Hexadrone propose le Tundra, un drone modulable pour les intégrateurs
Le Tundra est une illustration du savoir-faire français qui sait faire face à la concurrence chinoise. Ce drone destiné à des usages professionnels très variés est né en France. Il a été conçu, développé, assemblé et testé en Haute-Loire ! Alexandre Labesse, fondateur et président de Hexadrone, a accepté de répondre à mes questions sur ce drone Made in France…
Helicomicro : Tundra, malgré le nom, c’est bien un drone de conception française ?
Alexandre Labesse : Oui, oui, bien sûr ! Même si la graphie du nom ne le laisse pas vraiment paraître au premier abord, le Tundra a été entièrement développé par notre équipe, dans nos ateliers basés en Haute-Loire.
HM : Mais alors, pourquoi ce nom ?
AL : Il n’a pas été choisi par hasard, la Toundra c’est un des quatorze biomes terrestres et parmi l’un des plus hostiles avec ses températures extrêmes et ses paysages désolés. Mais c’est aussi synonyme de grands espaces, de liberté ! Ce sont toutes ces idées que nous voulions véhiculer au moment de nommer notre drone : faire ressentir cet aspect durci de la machine, capable de voler dans des environnements inhospitaliers tout en mettant en exergue cette sensation de liberté et d’exaltation que tout pilote de drone a déjà connu en partant à l’assaut du ciel.
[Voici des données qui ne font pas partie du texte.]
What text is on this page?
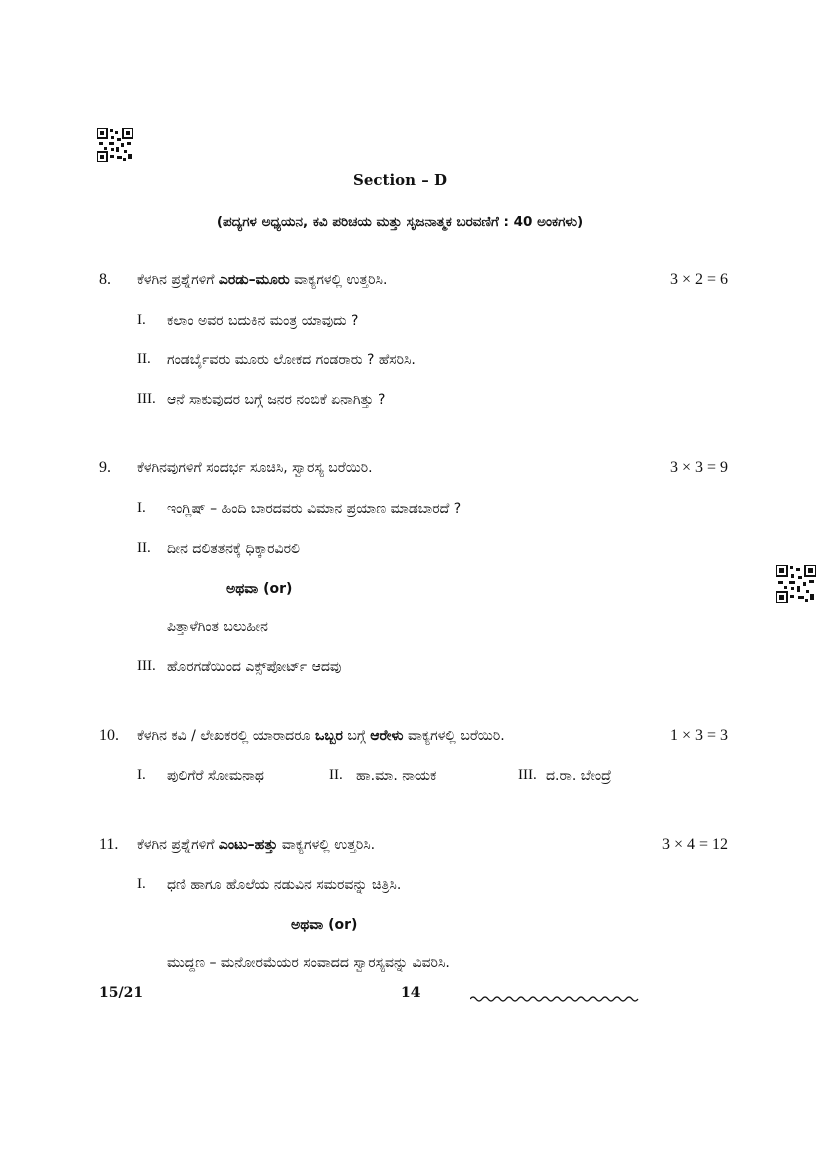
Section – D
(ಪದ್ಯಗಳ ಅಧ್ಯಯನ, ಕವಿ ಪರಿಚಯ ಮತ್ತು ಸೃಜನಾತ್ಮಕ ಬರವಣಿಗೆ : 40 ಅಂಕಗಳು)
8. ಕೆಳಗಿನ ಪ್ರಶ್ನೆಗಳಿಗೆ ಎರಡು–ಮೂರು ವಾಕ್ಯಗಳಲ್ಲಿ ಉತ್ತರಿಸಿ.	3 × 2 = 6
I. ಕಲಾಂ ಅವರ ಬದುಕಿನ ಮಂತ್ರ ಯಾವುದು ?
II. ಗಂಡರ್ಬೈವರು ಮೂರು ಲೋಕದ ಗಂಡರಾರು ? ಹೆಸರಿಸಿ.
III. ಆನೆ ಸಾಕುವುದರ ಬಗ್ಗೆ ಜನರ ನಂಬಿಕೆ ಏನಾಗಿತ್ತು ?
9. ಕೆಳಗಿನವುಗಳಿಗೆ ಸಂದರ್ಭ ಸೂಚಿಸಿ, ಸ್ವಾರಸ್ಯ ಬರೆಯಿರಿ.	3 × 3 = 9
I. ಇಂಗ್ಲಿಷ್ – ಹಿಂದಿ ಬಾರದವರು ವಿಮಾನ ಪ್ರಯಾಣ ಮಾಡಬಾರದೆ ?
II. ದೀನ ದಲಿತತನಕ್ಕೆ ಧಿಕ್ಕಾರವಿರಲಿ
ಅಥವಾ (or)
ಪಿತ್ತಾಳೆಗಿಂತ ಬಲುಹೀನ
III. ಹೊರಗಡೆಯಿಂದ ಎಕ್ಸ್‌ಪೋರ್ಟ್ ಆದವು
10. ಕೆಳಗಿನ ಕವಿ / ಲೇಖಕರಲ್ಲಿ ಯಾರಾದರೂ ಒಬ್ಬರ ಬಗ್ಗೆ ಆರೇಳು ವಾಕ್ಯಗಳಲ್ಲಿ ಬರೆಯಿರಿ.	1 × 3 = 3
I. ಪುಲಿಗೆರೆ ಸೋಮನಾಥ	II. ಹಾ.ಮಾ. ನಾಯಕ	III. ದ.ರಾ. ಬೇಂದ್ರೆ
11. ಕೆಳಗಿನ ಪ್ರಶ್ನೆಗಳಿಗೆ ಎಂಟು–ಹತ್ತು ವಾಕ್ಯಗಳಲ್ಲಿ ಉತ್ತರಿಸಿ.	3 × 4 = 12
I. ಧಣಿ ಹಾಗೂ ಹೊಲೆಯ ನಡುವಿನ ಸಮರವನ್ನು ಚಿತ್ರಿಸಿ.
ಅಥವಾ (or)
ಮುದ್ದಣ – ಮನೋರಮೆಯರ ಸಂವಾದದ ಸ್ವಾರಸ್ಯವನ್ನು ವಿವರಿಸಿ.
15/21	14
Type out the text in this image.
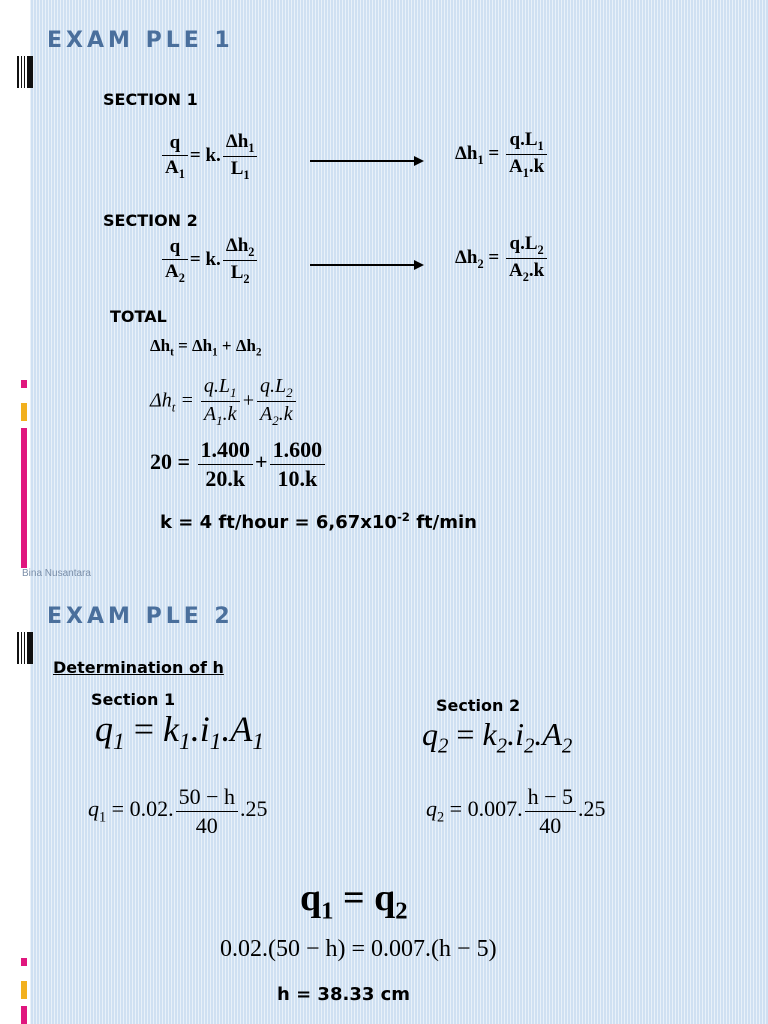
EXAM PLE 1
SECTION 1
$\frac{q}{A_1} = k$. $\frac{\Delta h_1}{L_1}$	$\Delta h_1 = \frac{q.L_1}{A_1.k}$
SECTION 2
$\frac{q}{A_2} = k$. $\frac{\Delta h_2}{L_2}$	$\Delta h_2 = \frac{q.L_2}{A_2.k}$
TOTAL
$\Delta h_t = \Delta h_1 + \Delta h_2$
$\Delta h_t = \frac{q.L_1}{A_1.k} + \frac{q.L_2}{A_2.k}$
$20 = \frac{1.400}{20.k} + \frac{1.600}{10.k}$
k = 4 ft/hour = $6,67x10^{-2}$ ft/min
Bina Nusantara
EXAM PLE 2
Determination of h
Section 1	Section 2
$q_1 = k_1.i_1.A_1$	$q_2 = k_2.i_2.A_2$
$q_1 = 0.02$. $\frac{50 - h}{40} .25$	$q_2 = 0.007$. $\frac{h - 5}{40} .25$
$q_1 = q_2$
0.02.(50 − h) = 0.007.(h − 5)
h = 38.33 cm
Une vidéo du Tundra par Hexadrone
HM : Développé en France, ça veut dire quoi ?
AL : La structure mécanique, corps et bras, est 100% Made In France ! Nous travaillons autant que possible avec des acteurs locaux afin de privilégier un circuit court pour une maîtrise totale des éléments qui composent notre drone. Cette démarche nous a permis d’instaurer une véritable relation de confiance avec ces industriels, aujourd’hui très engagés dans la R&D du projet Tundra. C’est aussi un gage de qualité et l’assurance d’un SAV rapide et simplifié.
HM : Quel est le principe moteur de cet appareil ?
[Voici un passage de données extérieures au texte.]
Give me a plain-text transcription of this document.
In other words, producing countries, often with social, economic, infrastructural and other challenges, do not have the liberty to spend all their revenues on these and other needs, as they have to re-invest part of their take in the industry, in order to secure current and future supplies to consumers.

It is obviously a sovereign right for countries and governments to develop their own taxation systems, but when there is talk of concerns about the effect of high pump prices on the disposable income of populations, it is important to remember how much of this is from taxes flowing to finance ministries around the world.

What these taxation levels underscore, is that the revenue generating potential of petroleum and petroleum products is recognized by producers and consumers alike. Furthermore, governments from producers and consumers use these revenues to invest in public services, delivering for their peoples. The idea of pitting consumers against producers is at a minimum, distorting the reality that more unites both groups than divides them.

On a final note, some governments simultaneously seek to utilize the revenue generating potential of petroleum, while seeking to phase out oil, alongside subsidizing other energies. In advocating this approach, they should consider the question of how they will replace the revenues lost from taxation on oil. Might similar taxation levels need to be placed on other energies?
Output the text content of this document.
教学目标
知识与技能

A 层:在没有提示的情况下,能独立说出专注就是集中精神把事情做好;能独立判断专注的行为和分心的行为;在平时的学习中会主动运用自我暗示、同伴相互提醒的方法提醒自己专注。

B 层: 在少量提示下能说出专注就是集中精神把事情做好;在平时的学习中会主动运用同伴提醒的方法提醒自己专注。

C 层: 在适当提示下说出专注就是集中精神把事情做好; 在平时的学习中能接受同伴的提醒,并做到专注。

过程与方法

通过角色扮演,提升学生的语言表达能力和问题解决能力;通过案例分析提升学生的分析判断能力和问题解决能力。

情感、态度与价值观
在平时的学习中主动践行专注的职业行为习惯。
AL : Avant même la création d’Hexadrone, ce que j’aimais par-dessus tout c’était créer, assembler des machines ! Dès 2014, l’année de la création d’Hexadrone, je me suis entouré d’un bureau d’étude et de partenaires industriels pour me lancer dans le montage de solutions ad hoc. Ils étaient montés de façon quasi artisanale dans nos locaux-ateliers. Les drones qui sortaient de la société étaient des pièces uniques créées selon un cahier des charges transmis par des clients aux besoins spécifiques. Au fil de ces projets et de la création de moutons à 5 pattes, nous avons cerné une problématique récurrente. Aujourd’hui, sur le marché du drone, c’est à l’usager de s’adapter à sa machine. C’est pour en finir avec le concept « un drone un usage » que nous avons réfléchi au développement du Tundra.
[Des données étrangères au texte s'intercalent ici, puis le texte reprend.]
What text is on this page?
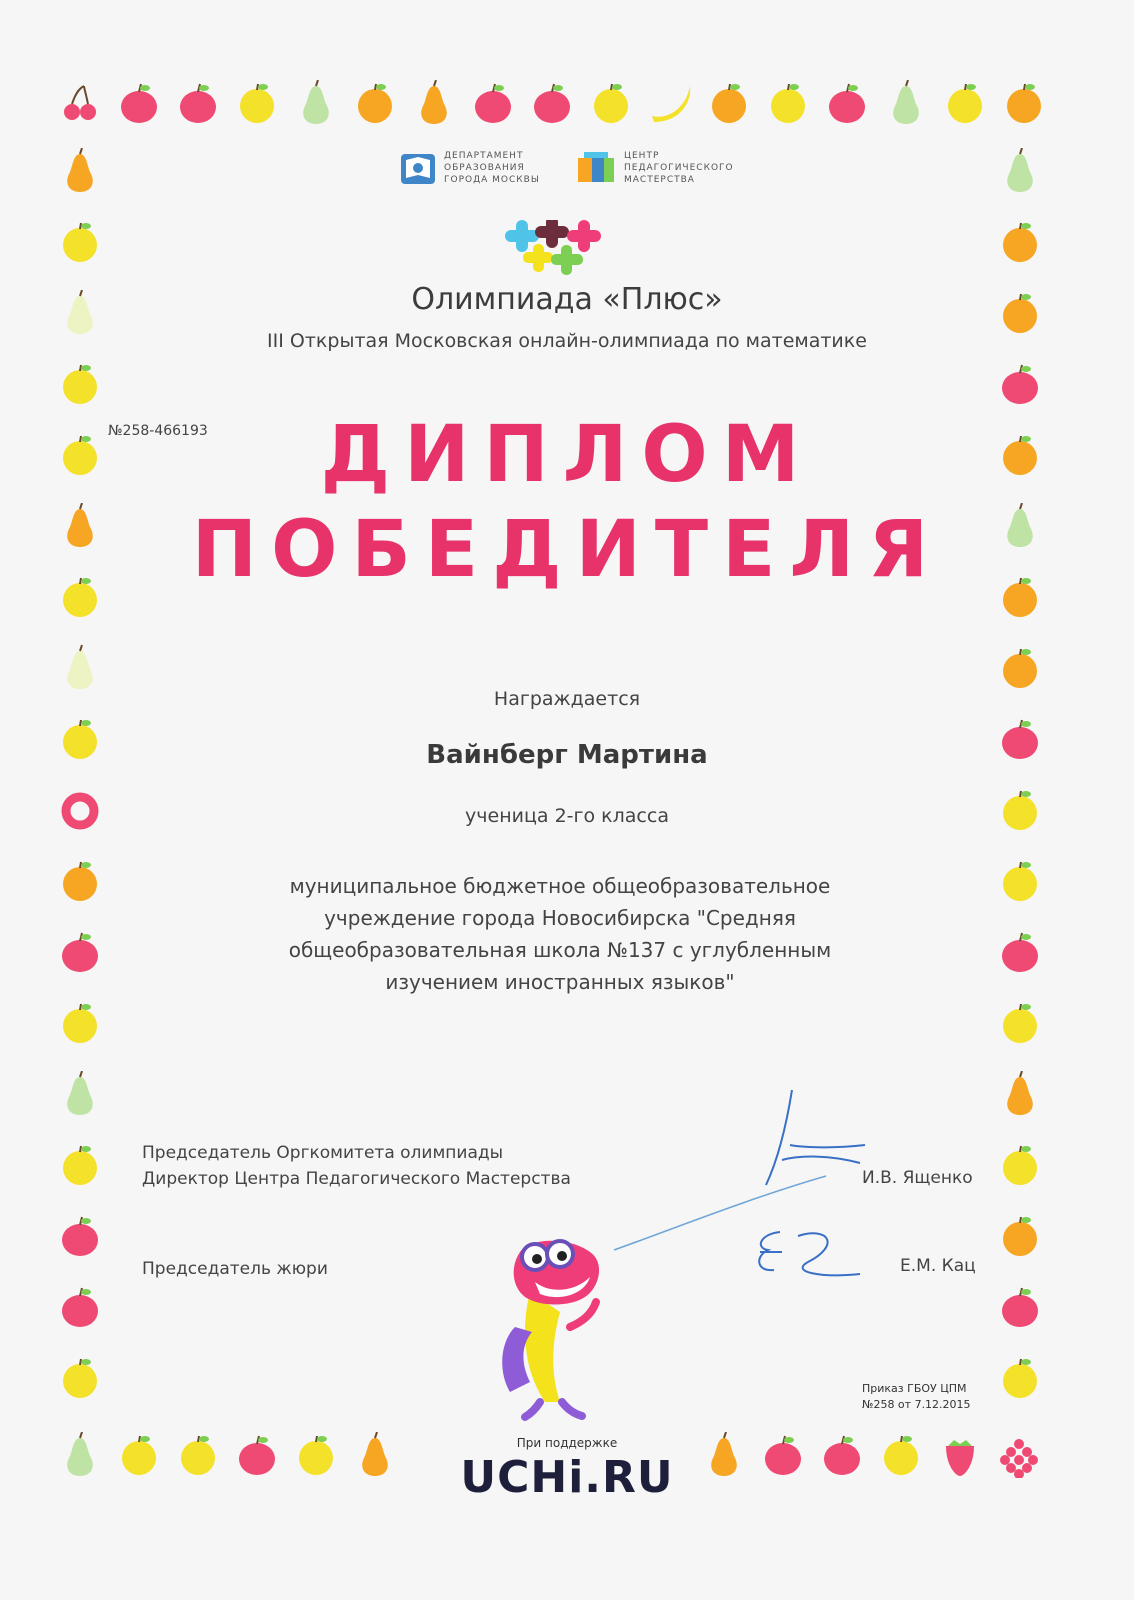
ДЕПАРТАМЕНТ
ОБРАЗОВАНИЯ
ГОРОДА МОСКВЫ
ЦЕНТР
ПЕДАГОГИЧЕСКОГО
МАСТЕРСТВА
Олимпиада «Плюс»
III Открытая Московская онлайн-олимпиада по математике
№258-466193	ДИПЛОМ
ПОБЕДИТЕЛЯ
Награждается
Вайнберг Мартина
ученица 2-го класса
муниципальное бюджетное общеобразовательное
учреждение города Новосибирска "Средняя
общеобразовательная школа №137 с углубленным
изучением иностранных языков"
Председатель Оргкомитета олимпиады
Директор Центра Педагогического Мастерства	И.В. Ященко
Председатель жюри	Е.М. Кац
Приказ ГБОУ ЦПМ
№258 от 7.12.2015
При поддержке
UCHi.RU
HM : C’est donc sa modularité ?
AL : Oui, la modularité a vraiment été un leitmotiv. Mais pas uniquement ! Le Tundra se distingue des drones du marché sur de nombreux points, répondant ainsi aux objectifs que nous nous sommes fixés. Sa modularité, bien sûr mais aussi un corps unique, robuste, durci, résistant aux intempéries, un équivalent IP45. Les exigences du marché ont commencé à devenir de plus en plus pointues, nous avons rapidement compris qu’il serait impossible de créer un drone idéal pour chaque application. Nous avons donc réfléchi au développement d’une structure, d’un porteur, d’un hub le plus générique possible pour que nos intégrateurs puissent se l’approprier le plus facilement possible. L’idée est de passer de la version série la plus générique à une version très spécifique avec une grande valeur ajoutée.
HM : Avec quels modules le Tundra est-il compatible ?
AL : Si vous me demandiez de résumer en une phrase la raison de la création du Tundra, je dirai que nous voulions créer un liant, une plateforme de rencontre pour les briques technologiques. Il y a celles déjà existantes comme celles de Merio, d’Elistair, d’Internest, de Shield Robotics, de Yellowscan. Mais il y a aussi celles en devenir ! A terme nous avons la volonté de créer un catalogue regroupant tous les modules, briques, développés autour du Tundra.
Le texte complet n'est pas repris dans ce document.